Three major energy suppliers are pushing up their prices yet again, forcing many families to wrap up in day blankets and romper suits to keep warm in their homes.
Onesies, blankets with sleeves and footwarmers are doing a roaring trade, marketed as a way of saving money on heating costs.
As winter sets in British Gas has announced an above-inflation price rise of 6 percent, with npower and SSE going further still with hikes of 9 percent.
It is estimated a typical family now pays around £1,300 a year to heat and light their home.
We spoke to families on the Marden Estate in North Shields and the vast majority were worried about meeting the costs of keeping warm this winter.
Child minder Jackie Howe said: “Items like onesies are fine, but they don’t keep your house warm. Every day the bills are getting higher and higher.”
With high levels of unemployment and wages below the national average, the North East has well-documented levels of fuel poverty, with those on benefits and low incomes worst-affected.
National Energy Action runs 14 Warm Zones in England in conjunction with local councils, offering free loft insulation, cavity wall insulation and advice on cutting energy bills to combat fuel poverty.
Four of them are in Tyne and Wear, in North Tyneside, Gateshead, South Tyneside and Newcastle. Northumberland is also a Warm Zone.

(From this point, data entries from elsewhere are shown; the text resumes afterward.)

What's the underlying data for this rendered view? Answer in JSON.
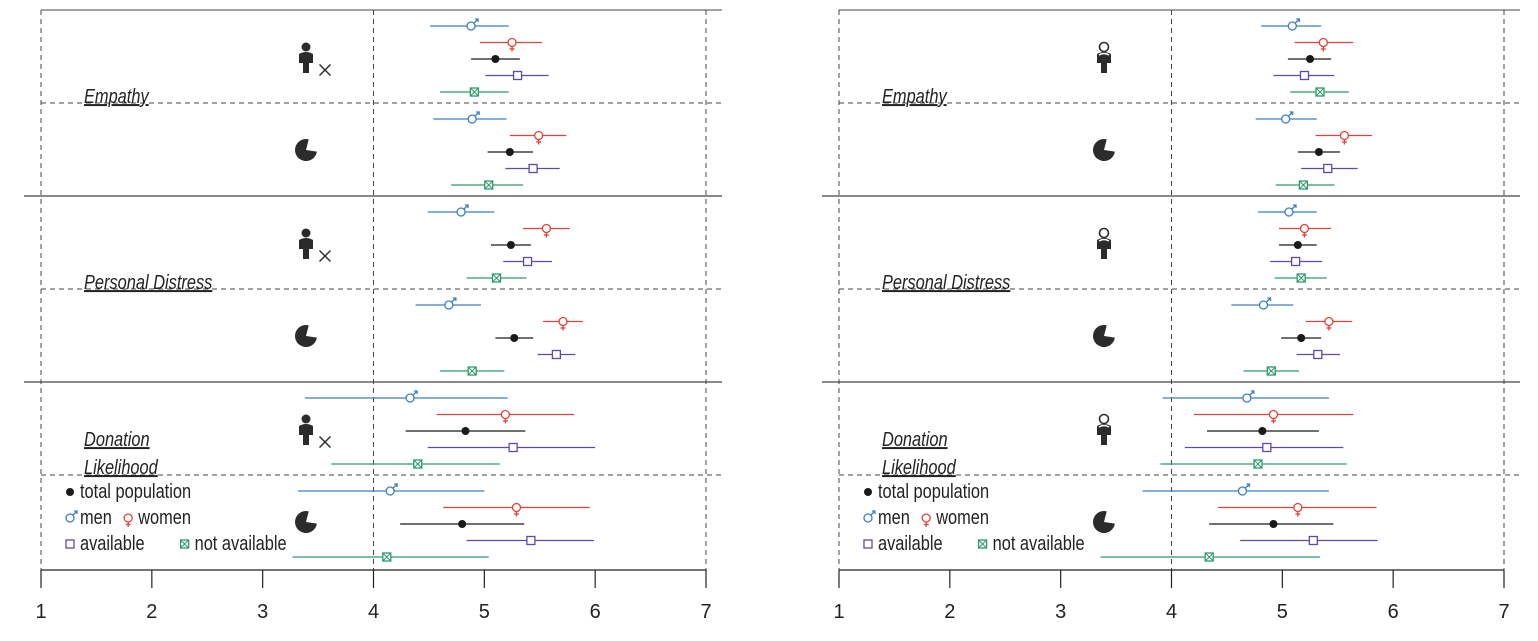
{
  "colors": {
    "total population": "#1a1a1a",
    "men": "#3b7fc4",
    "women": "#e0423a",
    "available": "#5b4ab0",
    "not available": "#2e9a6b",
    "axis": "#222222",
    "grid": "#444444",
    "icon": "#2b2b2b"
  },
  "chart_data": [
    {
      "type": "dot-and-whisker",
      "panel": "left",
      "xlim": [
        1,
        7
      ],
      "xticks": [
        "1",
        "2",
        "3",
        "4",
        "5",
        "6",
        "7"
      ],
      "reference_line": 4,
      "icons": [
        "person-crossed-icon",
        "pie-icon"
      ],
      "legend": {
        "items": [
          {
            "series": "total population",
            "label": "total population"
          },
          {
            "series": "men",
            "label": "men"
          },
          {
            "series": "women",
            "label": "women"
          },
          {
            "series": "available",
            "label": "available"
          },
          {
            "series": "not available",
            "label": "not available"
          }
        ]
      },
      "groups": [
        {
          "label": "Empathy",
          "rows": [
            {
              "icon": "person-crossed-icon",
              "points": [
                {
                  "series": "men",
                  "mean": 4.88,
                  "lo": 4.51,
                  "hi": 5.22
                },
                {
                  "series": "women",
                  "mean": 5.25,
                  "lo": 4.96,
                  "hi": 5.52
                },
                {
                  "series": "total population",
                  "mean": 5.1,
                  "lo": 4.88,
                  "hi": 5.32
                },
                {
                  "series": "available",
                  "mean": 5.3,
                  "lo": 5.01,
                  "hi": 5.58
                },
                {
                  "series": "not available",
                  "mean": 4.91,
                  "lo": 4.6,
                  "hi": 5.22
                }
              ]
            },
            {
              "icon": "pie-icon",
              "points": [
                {
                  "series": "men",
                  "mean": 4.89,
                  "lo": 4.54,
                  "hi": 5.2
                },
                {
                  "series": "women",
                  "mean": 5.49,
                  "lo": 5.23,
                  "hi": 5.74
                },
                {
                  "series": "total population",
                  "mean": 5.23,
                  "lo": 5.03,
                  "hi": 5.44
                },
                {
                  "series": "available",
                  "mean": 5.44,
                  "lo": 5.19,
                  "hi": 5.68
                },
                {
                  "series": "not available",
                  "mean": 5.04,
                  "lo": 4.7,
                  "hi": 5.35
                }
              ]
            }
          ]
        },
        {
          "label": "Personal Distress",
          "rows": [
            {
              "icon": "person-crossed-icon",
              "points": [
                {
                  "series": "men",
                  "mean": 4.79,
                  "lo": 4.49,
                  "hi": 5.09
                },
                {
                  "series": "women",
                  "mean": 5.56,
                  "lo": 5.35,
                  "hi": 5.77
                },
                {
                  "series": "total population",
                  "mean": 5.24,
                  "lo": 5.06,
                  "hi": 5.42
                },
                {
                  "series": "available",
                  "mean": 5.39,
                  "lo": 5.17,
                  "hi": 5.61
                },
                {
                  "series": "not available",
                  "mean": 5.11,
                  "lo": 4.84,
                  "hi": 5.38
                }
              ]
            },
            {
              "icon": "pie-icon",
              "points": [
                {
                  "series": "men",
                  "mean": 4.68,
                  "lo": 4.38,
                  "hi": 4.97
                },
                {
                  "series": "women",
                  "mean": 5.71,
                  "lo": 5.53,
                  "hi": 5.89
                },
                {
                  "series": "total population",
                  "mean": 5.27,
                  "lo": 5.1,
                  "hi": 5.44
                },
                {
                  "series": "available",
                  "mean": 5.65,
                  "lo": 5.48,
                  "hi": 5.82
                },
                {
                  "series": "not available",
                  "mean": 4.89,
                  "lo": 4.6,
                  "hi": 5.18
                }
              ]
            }
          ]
        },
        {
          "label": "Donation Likelihood",
          "rows": [
            {
              "icon": "person-crossed-icon",
              "points": [
                {
                  "series": "men",
                  "mean": 4.33,
                  "lo": 3.38,
                  "hi": 5.21
                },
                {
                  "series": "women",
                  "mean": 5.19,
                  "lo": 4.57,
                  "hi": 5.81
                },
                {
                  "series": "total population",
                  "mean": 4.83,
                  "lo": 4.29,
                  "hi": 5.37
                },
                {
                  "series": "available",
                  "mean": 5.26,
                  "lo": 4.49,
                  "hi": 6.0
                },
                {
                  "series": "not available",
                  "mean": 4.4,
                  "lo": 3.62,
                  "hi": 5.14
                }
              ]
            },
            {
              "icon": "pie-icon",
              "points": [
                {
                  "series": "men",
                  "mean": 4.15,
                  "lo": 3.32,
                  "hi": 5.0
                },
                {
                  "series": "women",
                  "mean": 5.29,
                  "lo": 4.63,
                  "hi": 5.95
                },
                {
                  "series": "total population",
                  "mean": 4.8,
                  "lo": 4.24,
                  "hi": 5.36
                },
                {
                  "series": "available",
                  "mean": 5.42,
                  "lo": 4.84,
                  "hi": 5.99
                },
                {
                  "series": "not available",
                  "mean": 4.12,
                  "lo": 3.27,
                  "hi": 5.04
                }
              ]
            }
          ]
        }
      ]
    },
    {
      "type": "dot-and-whisker",
      "panel": "right",
      "xlim": [
        1,
        7
      ],
      "xticks": [
        "1",
        "2",
        "3",
        "4",
        "5",
        "6",
        "7"
      ],
      "reference_line": 4,
      "icons": [
        "person-outline-icon",
        "pie-icon"
      ],
      "legend": {
        "items": [
          {
            "series": "total population",
            "label": "total population"
          },
          {
            "series": "men",
            "label": "men"
          },
          {
            "series": "women",
            "label": "women"
          },
          {
            "series": "available",
            "label": "available"
          },
          {
            "series": "not available",
            "label": "not available"
          }
        ]
      },
      "groups": [
        {
          "label": "Empathy",
          "rows": [
            {
              "icon": "person-outline-icon",
              "points": [
                {
                  "series": "men",
                  "mean": 5.09,
                  "lo": 4.81,
                  "hi": 5.35
                },
                {
                  "series": "women",
                  "mean": 5.37,
                  "lo": 5.11,
                  "hi": 5.64
                },
                {
                  "series": "total population",
                  "mean": 5.25,
                  "lo": 5.05,
                  "hi": 5.44
                },
                {
                  "series": "available",
                  "mean": 5.2,
                  "lo": 4.92,
                  "hi": 5.47
                },
                {
                  "series": "not available",
                  "mean": 5.34,
                  "lo": 5.07,
                  "hi": 5.6
                }
              ]
            },
            {
              "icon": "pie-icon",
              "points": [
                {
                  "series": "men",
                  "mean": 5.03,
                  "lo": 4.76,
                  "hi": 5.31
                },
                {
                  "series": "women",
                  "mean": 5.56,
                  "lo": 5.3,
                  "hi": 5.81
                },
                {
                  "series": "total population",
                  "mean": 5.33,
                  "lo": 5.14,
                  "hi": 5.52
                },
                {
                  "series": "available",
                  "mean": 5.41,
                  "lo": 5.17,
                  "hi": 5.68
                },
                {
                  "series": "not available",
                  "mean": 5.19,
                  "lo": 4.94,
                  "hi": 5.47
                }
              ]
            }
          ]
        },
        {
          "label": "Personal Distress",
          "rows": [
            {
              "icon": "person-outline-icon",
              "points": [
                {
                  "series": "men",
                  "mean": 5.06,
                  "lo": 4.78,
                  "hi": 5.31
                },
                {
                  "series": "women",
                  "mean": 5.2,
                  "lo": 4.97,
                  "hi": 5.44
                },
                {
                  "series": "total population",
                  "mean": 5.14,
                  "lo": 4.97,
                  "hi": 5.31
                },
                {
                  "series": "available",
                  "mean": 5.12,
                  "lo": 4.89,
                  "hi": 5.36
                },
                {
                  "series": "not available",
                  "mean": 5.17,
                  "lo": 4.93,
                  "hi": 5.4
                }
              ]
            },
            {
              "icon": "pie-icon",
              "points": [
                {
                  "series": "men",
                  "mean": 4.83,
                  "lo": 4.54,
                  "hi": 5.1
                },
                {
                  "series": "women",
                  "mean": 5.42,
                  "lo": 5.21,
                  "hi": 5.63
                },
                {
                  "series": "total population",
                  "mean": 5.17,
                  "lo": 4.99,
                  "hi": 5.35
                },
                {
                  "series": "available",
                  "mean": 5.32,
                  "lo": 5.13,
                  "hi": 5.52
                },
                {
                  "series": "not available",
                  "mean": 4.9,
                  "lo": 4.65,
                  "hi": 5.15
                }
              ]
            }
          ]
        },
        {
          "label": "Donation Likelihood",
          "rows": [
            {
              "icon": "person-outline-icon",
              "points": [
                {
                  "series": "men",
                  "mean": 4.68,
                  "lo": 3.92,
                  "hi": 5.42
                },
                {
                  "series": "women",
                  "mean": 4.92,
                  "lo": 4.2,
                  "hi": 5.64
                },
                {
                  "series": "total population",
                  "mean": 4.82,
                  "lo": 4.32,
                  "hi": 5.33
                },
                {
                  "series": "available",
                  "mean": 4.86,
                  "lo": 4.12,
                  "hi": 5.55
                },
                {
                  "series": "not available",
                  "mean": 4.78,
                  "lo": 3.9,
                  "hi": 5.58
                }
              ]
            },
            {
              "icon": "pie-icon",
              "points": [
                {
                  "series": "men",
                  "mean": 4.64,
                  "lo": 3.74,
                  "hi": 5.42
                },
                {
                  "series": "women",
                  "mean": 5.14,
                  "lo": 4.42,
                  "hi": 5.85
                },
                {
                  "series": "total population",
                  "mean": 4.92,
                  "lo": 4.34,
                  "hi": 5.46
                },
                {
                  "series": "available",
                  "mean": 5.28,
                  "lo": 4.62,
                  "hi": 5.86
                },
                {
                  "series": "not available",
                  "mean": 4.34,
                  "lo": 3.36,
                  "hi": 5.34
                }
              ]
            }
          ]
        }
      ]
    }
  ]
}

Energy and Climate Change Minister Greg Barker said that this winter's Energy Bill would be the biggest shake-up of the industry since privatisation and give extra teeth for regulator Ofgem to improve energy markets.

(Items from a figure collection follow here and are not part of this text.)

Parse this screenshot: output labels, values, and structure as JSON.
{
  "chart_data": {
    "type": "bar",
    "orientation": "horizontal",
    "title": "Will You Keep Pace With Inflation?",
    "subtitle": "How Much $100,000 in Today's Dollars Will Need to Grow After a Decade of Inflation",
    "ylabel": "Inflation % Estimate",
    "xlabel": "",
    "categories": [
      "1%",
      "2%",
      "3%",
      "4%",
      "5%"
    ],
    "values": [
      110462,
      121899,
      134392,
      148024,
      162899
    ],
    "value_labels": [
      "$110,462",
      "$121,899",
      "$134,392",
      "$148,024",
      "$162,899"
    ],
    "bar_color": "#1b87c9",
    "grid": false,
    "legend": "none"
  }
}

He said: "We are also rolling out the Green Deal this winter. This is the biggest ever energy efficiency programme, that will help millions improve their homes so they are better insulated.
"We have also brought in the Warm Home Discount, which will provide an extra £130 for two million of the most vulnerable households this winter."
Managing director of British Gas Phil Bentley defended the recent price rise. He said: "Unfortunately, we cannot run our business sustainably on lower margins and still make the investments in jobs and future energy sources that Britain needs, especially if the country is to grow its way out of recession."
In July, British Gas announced a 23 percent surge in profits. The company admitted that price rises in 2011 helped it rack up operating profit of £345m in the first half of 2012.